Step 4 — Verify nothing broke. Check when the old key was last used:

aws iam get-access-key-last-used --access-key-id AKIAOLDKEY1234567890

Output:

{
    "UserName": "ci-deploy-bot",
    "AccessKeyLastUsed": {
        "LastUsedDate": "2026-06-15T09:01:44+00:00",
        "ServiceName": "s3",
        "Region": "us-east-1"
    }
}

If the LastUsedDate stops advancing after you deactivate it, nothing depends on the old key anymore.

Step 5 — Delete the old key once you are confident.

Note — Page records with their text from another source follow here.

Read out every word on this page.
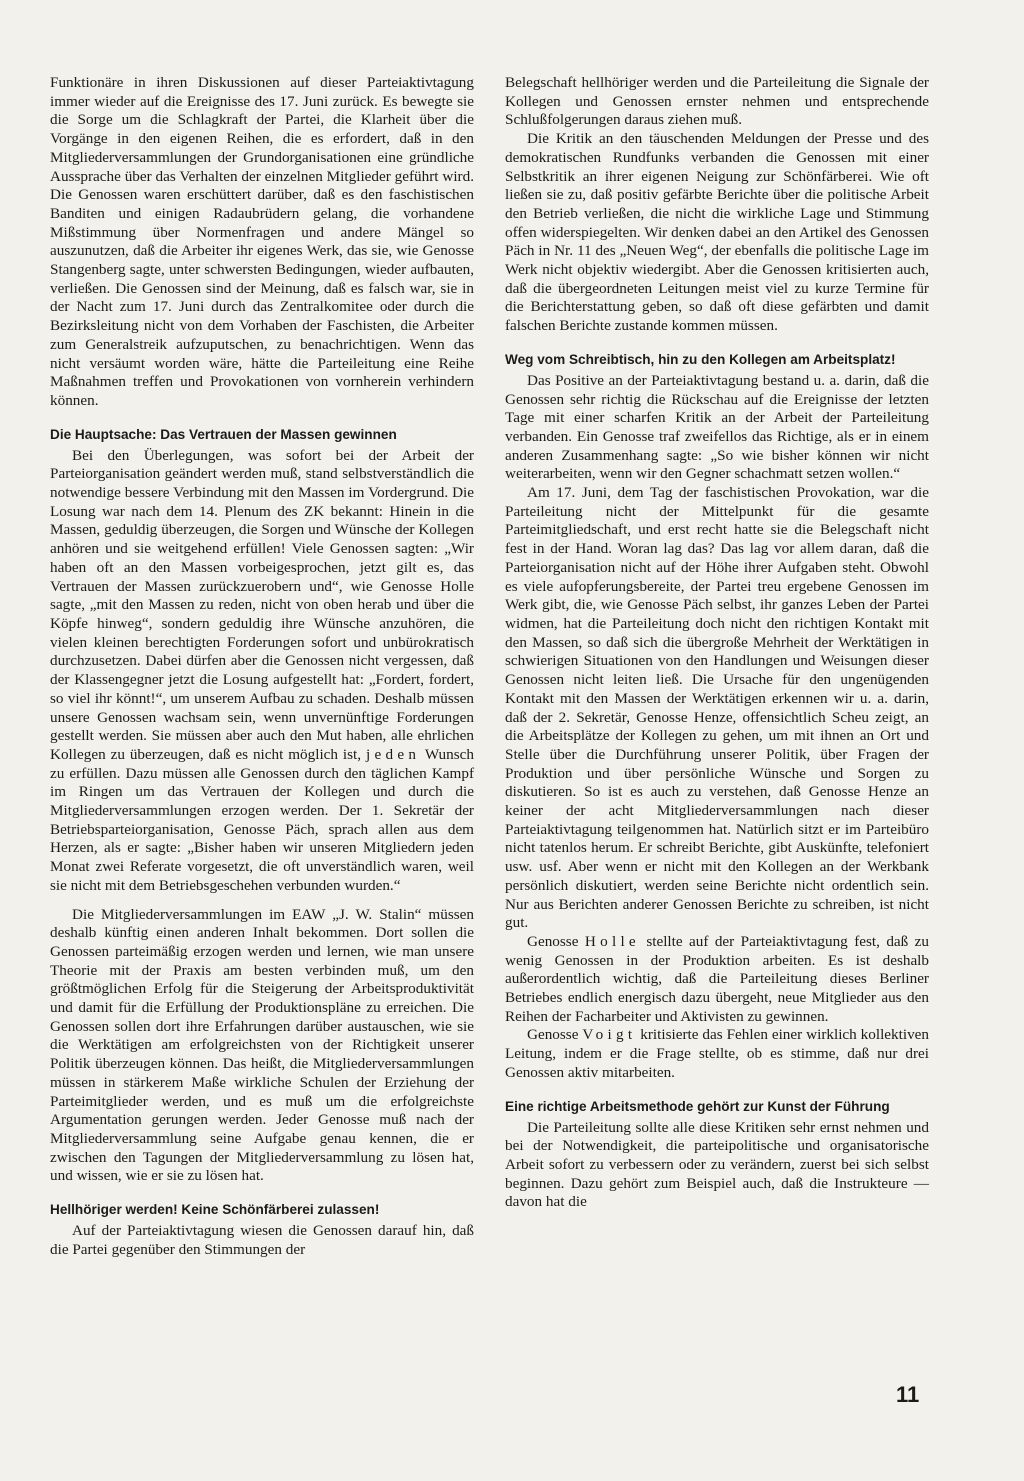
Funktionäre in ihren Diskussionen auf dieser Parteiaktivtagung immer wieder auf die Ereignisse des 17. Juni zurück. Es bewegte sie die Sorge um die Schlagkraft der Partei, die Klarheit über die Vorgänge in den eigenen Reihen, die es erfordert, daß in den Mitgliederversammlungen der Grundorganisationen eine gründliche Aussprache über das Verhalten der einzelnen Mitglieder geführt wird. Die Genossen waren erschüttert darüber, daß es den faschistischen Banditen und einigen Radaubrüdern gelang, die vorhandene Mißstimmung über Normenfragen und andere Mängel so auszunutzen, daß die Arbeiter ihr eigenes Werk, das sie, wie Genosse Stangenberg sagte, unter schwersten Bedingungen, wieder aufbauten, verließen. Die Genossen sind der Meinung, daß es falsch war, sie in der Nacht zum 17. Juni durch das Zentralkomitee oder durch die Bezirksleitung nicht von dem Vorhaben der Faschisten, die Arbeiter zum Generalstreik aufzuputschen, zu benachrichtigen. Wenn das nicht versäumt worden wäre, hätte die Parteileitung eine Reihe Maßnahmen treffen und Provokationen von vornherein verhindern können.

Die Hauptsache: Das Vertrauen der Massen gewinnen

Bei den Überlegungen, was sofort bei der Arbeit der Parteiorganisation geändert werden muß, stand selbstverständlich die notwendige bessere Verbindung mit den Massen im Vordergrund. Die Losung war nach dem 14. Plenum des ZK bekannt: Hinein in die Massen, geduldig überzeugen, die Sorgen und Wünsche der Kollegen anhören und sie weitgehend erfüllen! Viele Genossen sagten: „Wir haben oft an den Massen vorbeigesprochen, jetzt gilt es, das Vertrauen der Massen zurückzuerobern und“, wie Genosse Holle sagte, „mit den Massen zu reden, nicht von oben herab und über die Köpfe hinweg“, sondern geduldig ihre Wünsche anzuhören, die vielen kleinen berechtigten Forderungen sofort und unbürokratisch durchzusetzen. Dabei dürfen aber die Genossen nicht vergessen, daß der Klassengegner jetzt die Losung aufgestellt hat: „Fordert, fordert, so viel ihr könnt!“, um unserem Aufbau zu schaden. Deshalb müssen unsere Genossen wachsam sein, wenn unvernünftige Forderungen gestellt werden. Sie müssen aber auch den Mut haben, alle ehrlichen Kollegen zu überzeugen, daß es nicht möglich ist, jeden Wunsch zu erfüllen. Dazu müssen alle Genossen durch den täglichen Kampf im Ringen um das Vertrauen der Kollegen und durch die Mitgliederversammlungen erzogen werden. Der 1. Sekretär der Betriebsparteiorganisation, Genosse Päch, sprach allen aus dem Herzen, als er sagte: „Bisher haben wir unseren Mitgliedern jeden Monat zwei Referate vorgesetzt, die oft unverständlich waren, weil sie nicht mit dem Betriebsgeschehen verbunden wurden.“

Die Mitgliederversammlungen im EAW „J. W. Stalin“ müssen deshalb künftig einen anderen Inhalt bekommen. Dort sollen die Genossen parteimäßig erzogen werden und lernen, wie man unsere Theorie mit der Praxis am besten verbinden muß, um den größtmöglichen Erfolg für die Steigerung der Arbeitsproduktivität und damit für die Erfüllung der Produktionspläne zu erreichen. Die Genossen sollen dort ihre Erfahrungen darüber austauschen, wie sie die Werktätigen am erfolgreichsten von der Richtigkeit unserer Politik überzeugen können. Das heißt, die Mitgliederversammlungen müssen in stärkerem Maße wirkliche Schulen der Erziehung der Parteimitglieder werden, und es muß um die erfolgreichste Argumentation gerungen werden. Jeder Genosse muß nach der Mitgliederversammlung seine Aufgabe genau kennen, die er zwischen den Tagungen der Mitgliederversammlung zu lösen hat, und wissen, wie er sie zu lösen hat.

Hellhöriger werden! Keine Schönfärberei zulassen!

Auf der Parteiaktivtagung wiesen die Genossen darauf hin, daß die Partei gegenüber den Stimmungen der

Belegschaft hellhöriger werden und die Parteileitung die Signale der Kollegen und Genossen ernster nehmen und entsprechende Schlußfolgerungen daraus ziehen muß.

Die Kritik an den täuschenden Meldungen der Presse und des demokratischen Rundfunks verbanden die Genossen mit einer Selbstkritik an ihrer eigenen Neigung zur Schönfärberei. Wie oft ließen sie zu, daß positiv gefärbte Berichte über die politische Arbeit den Betrieb verließen, die nicht die wirkliche Lage und Stimmung offen widerspiegelten. Wir denken dabei an den Artikel des Genossen Päch in Nr. 11 des „Neuen Weg“, der ebenfalls die politische Lage im Werk nicht objektiv wiedergibt. Aber die Genossen kritisierten auch, daß die übergeordneten Leitungen meist viel zu kurze Termine für die Berichterstattung geben, so daß oft diese gefärbten und damit falschen Berichte zustande kommen müssen.

Weg vom Schreibtisch, hin zu den Kollegen am Arbeitsplatz!

Das Positive an der Parteiaktivtagung bestand u. a. darin, daß die Genossen sehr richtig die Rückschau auf die Ereignisse der letzten Tage mit einer scharfen Kritik an der Arbeit der Parteileitung verbanden. Ein Genosse traf zweifellos das Richtige, als er in einem anderen Zusammenhang sagte: „So wie bisher können wir nicht weiterarbeiten, wenn wir den Gegner schachmatt setzen wollen.“

Am 17. Juni, dem Tag der faschistischen Provokation, war die Parteileitung nicht der Mittelpunkt für die gesamte Parteimitgliedschaft, und erst recht hatte sie die Belegschaft nicht fest in der Hand. Woran lag das? Das lag vor allem daran, daß die Parteiorganisation nicht auf der Höhe ihrer Aufgaben steht. Obwohl es viele aufopferungsbereite, der Partei treu ergebene Genossen im Werk gibt, die, wie Genosse Päch selbst, ihr ganzes Leben der Partei widmen, hat die Parteileitung doch nicht den richtigen Kontakt mit den Massen, so daß sich die übergroße Mehrheit der Werktätigen in schwierigen Situationen von den Handlungen und Weisungen dieser Genossen nicht leiten ließ. Die Ursache für den ungenügenden Kontakt mit den Massen der Werktätigen erkennen wir u. a. darin, daß der 2. Sekretär, Genosse Henze, offensichtlich Scheu zeigt, an die Arbeitsplätze der Kollegen zu gehen, um mit ihnen an Ort und Stelle über die Durchführung unserer Politik, über Fragen der Produktion und über persönliche Wünsche und Sorgen zu diskutieren. So ist es auch zu verstehen, daß Genosse Henze an keiner der acht Mitgliederversammlungen nach dieser Parteiaktivtagung teilgenommen hat. Natürlich sitzt er im Parteibüro nicht tatenlos herum. Er schreibt Berichte, gibt Auskünfte, telefoniert usw. usf. Aber wenn er nicht mit den Kollegen an der Werkbank persönlich diskutiert, werden seine Berichte nicht ordentlich sein. Nur aus Berichten anderer Genossen Berichte zu schreiben, ist nicht gut.

Genosse Holle stellte auf der Parteiaktivtagung fest, daß zu wenig Genossen in der Produktion arbeiten. Es ist deshalb außerordentlich wichtig, daß die Parteileitung dieses Berliner Betriebes endlich energisch dazu übergeht, neue Mitglieder aus den Reihen der Facharbeiter und Aktivisten zu gewinnen.

Genosse Voigt kritisierte das Fehlen einer wirklich kollektiven Leitung, indem er die Frage stellte, ob es stimme, daß nur drei Genossen aktiv mitarbeiten.

Eine richtige Arbeitsmethode gehört zur Kunst der Führung

Die Parteileitung sollte alle diese Kritiken sehr ernst nehmen und bei der Notwendigkeit, die parteipolitische und organisatorische Arbeit sofort zu verbessern oder zu verändern, zuerst bei sich selbst beginnen. Dazu gehört zum Beispiel auch, daß die Instrukteure — davon hat die

11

aws iam delete-access-key \
  --user-name ci-deploy-bot \
  --access-key-id AKIAOLDKEY1234567890

You can list a user’s keys and their ages at any time:

aws iam list-access-keys --user-name ci-deploy-bot

Detecting and responding to a leak

If a key is exposed, treat it as an emergency: deactivate it first (instant kill switch), then delete it and rotate. AWS also helps you find stale keys — a key not used in 90 days is a prime candidate for deletion. GitHub and AWS run automated secret scanning that can quarantine an AKIA... key pushed to a public repo, but you should never rely on that catching it in time.

Cost note

Access keys and IAM itself are free — AWS does not charge for credentials. The cost of a leaked key, however, can be enormous: attackers commonly spin up expensive GPU or compute fleets for crypto mining, running up bills in the tens of thousands of dollars within hours. The safer alternatives (roles, Identity Center) are also free, so there is never a cost reason to keep risky long-lived keys.

Best Practices

  • Prefer IAM roles for AWS workloads and IAM Identity Center for humans, so there are no long-lived keys to leak.
  • Create access keys only when a role or SSO genuinely cannot be used.
  • Rotate keys on a regular schedule using the create-new-then-remove-old procedure, never with a gap in coverage.
  • Never commit keys to Git or bake them into images; store them in a secrets manager or encrypted CI variables.
  • Deactivate before deleting, and use get-access-key-last-used to confirm a key is truly unused.
  • Treat any exposed key as compromised: deactivate immediately, then delete and rotate.
  • Require multi-factor authentication (MFA) on users that have keys, and grant each key only the permissions it needs (least privilege).